A: Neither Slite nor Zendesk Guide supports multi-tenant client portal delivery. Slite is internal-only with no external publishing, and Zendesk Guide delivers a single branded help center per account rather than isolated portals per client. Docsie is purpose-built for this use case — one knowledge base can power unlimited branded documentation portals for different clients, each with custom domains, access controls, and content visibility rules.
Deep Dive
An in-depth analysis of the three most critical pricing dimensions — value for money, scalability costs, and hidden costs — to help enterprise buyers make an informed decision.
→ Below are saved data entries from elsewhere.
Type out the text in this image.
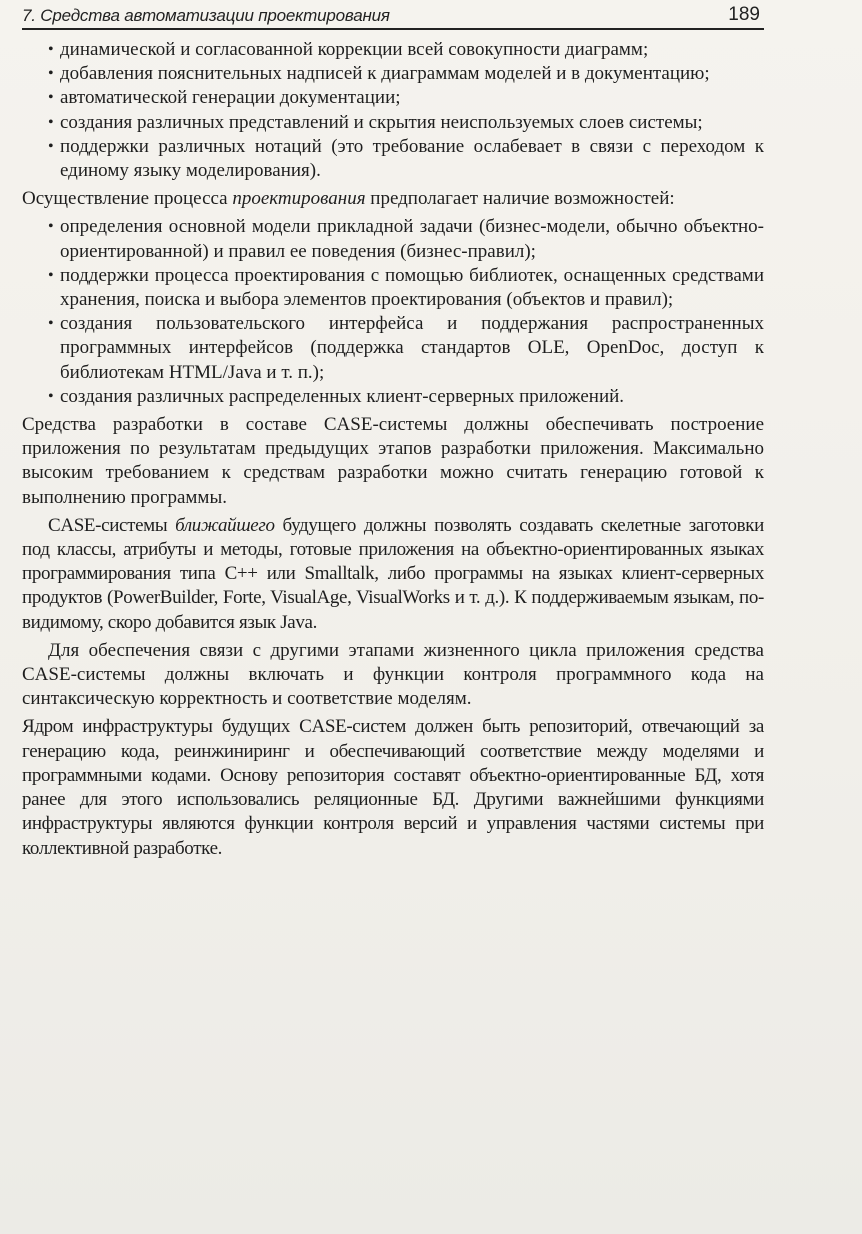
7. Средства автоматизации проектирования	189
• динамической и согласованной коррекции всей совокупности диаграмм;
• добавления пояснительных надписей к диаграммам моделей и в документацию;
• автоматической генерации документации;
• создания различных представлений и скрытия неиспользуемых слоев системы;
• поддержки различных нотаций (это требование ослабевает в связи с переходом к единому языку моделирования).

Осуществление процесса проектирования предполагает наличие возможностей:

• определения основной модели прикладной задачи (бизнес-модели, обычно объектно-ориентированной) и правил ее поведения (бизнес-правил);
• поддержки процесса проектирования с помощью библиотек, оснащенных средствами хранения, поиска и выбора элементов проектирования (объектов и правил);
• создания пользовательского интерфейса и поддержания распространенных программных интерфейсов (поддержка стандартов OLE, OpenDoc, доступ к библиотекам HTML/Java и т. п.);
• создания различных распределенных клиент-серверных приложений.

Средства разработки в составе CASE-системы должны обеспечивать построение приложения по результатам предыдущих этапов разработки приложения. Максимально высоким требованием к средствам разработки можно считать генерацию готовой к выполнению программы.

CASE-системы ближайшего будущего должны позволять создавать скелетные заготовки под классы, атрибуты и методы, готовые приложения на объектно-ориентированных языках программирования типа C++ или Smalltalk, либо программы на языках клиент-серверных продуктов (PowerBuilder, Forte, VisualAge, VisualWorks и т. д.). К поддерживаемым языкам, по-видимому, скоро добавится язык Java.

Для обеспечения связи с другими этапами жизненного цикла приложения средства CASE-системы должны включать и функции контроля программного кода на синтаксическую корректность и соответствие моделям.

Ядром инфраструктуры будущих CASE-систем должен быть репозиторий, отвечающий за генерацию кода, реинжиниринг и обеспечивающий соответствие между моделями и программными кодами. Основу репозитория составят объектно-ориентированные БД, хотя ранее для этого использовались реляционные БД. Другими важнейшими функциями инфраструктуры являются функции контроля версий и управления частями системы при коллективной разработке.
Slite delivers genuine value at $8/member/month — unlimited docs, unlimited AI Ask queries, and doc verification in a clean interface. For internal teams under 50 people, that's a fair proposition. Zendesk Guide is harder to justify on value alone because you're buying an entire support suite. At $55/agent/month (Suite Team), you're paying for ticketing, messaging, reporting, and more — even if you only need a help center. If your team of 10 agents only uses Guide, you're spending $550/month for documentation features that standalone tools deliver for a fraction of that cost.
Slite's per-member model scales predictably but can compound quickly. A 100-person team on Premium ($12.50) costs $1,250/month — not unreasonable, but every new hire adds to the bill. Zendesk's per-agent pricing is far more aggressive. A 20-agent support team on Suite Professional ($115) runs $2,300/month — and that's before AI add-ons. Adding Autonomous AI Agents ($50/agent) pushes that to $3,300/month. Zendesk's enterprise tier at $249/agent makes large-team deployments extremely costly, with no workspace-based ceiling in sight.
Slite's hidden cost is what it doesn't do. Teams that outgrow internal wikis will need separate tools for customer-facing docs, multi-language publishing, and client portals — adding cost and complexity. There's no HIPAA compliance and no embeddable widget, meaning regulated or customer-facing teams face hard stops. Zendesk's hidden costs are more financial. Autonomous AI Agents ($50/agent/month) and Agent Copilot ($50/agent/month) are marketed as core AI features but priced as expensive extras. Advanced analytics, real-time editing, and sandbox environments are gated to Professional ($115) and Enterprise ($249) tiers, making the true cost of a capable deployment much higher than the advertised starting price.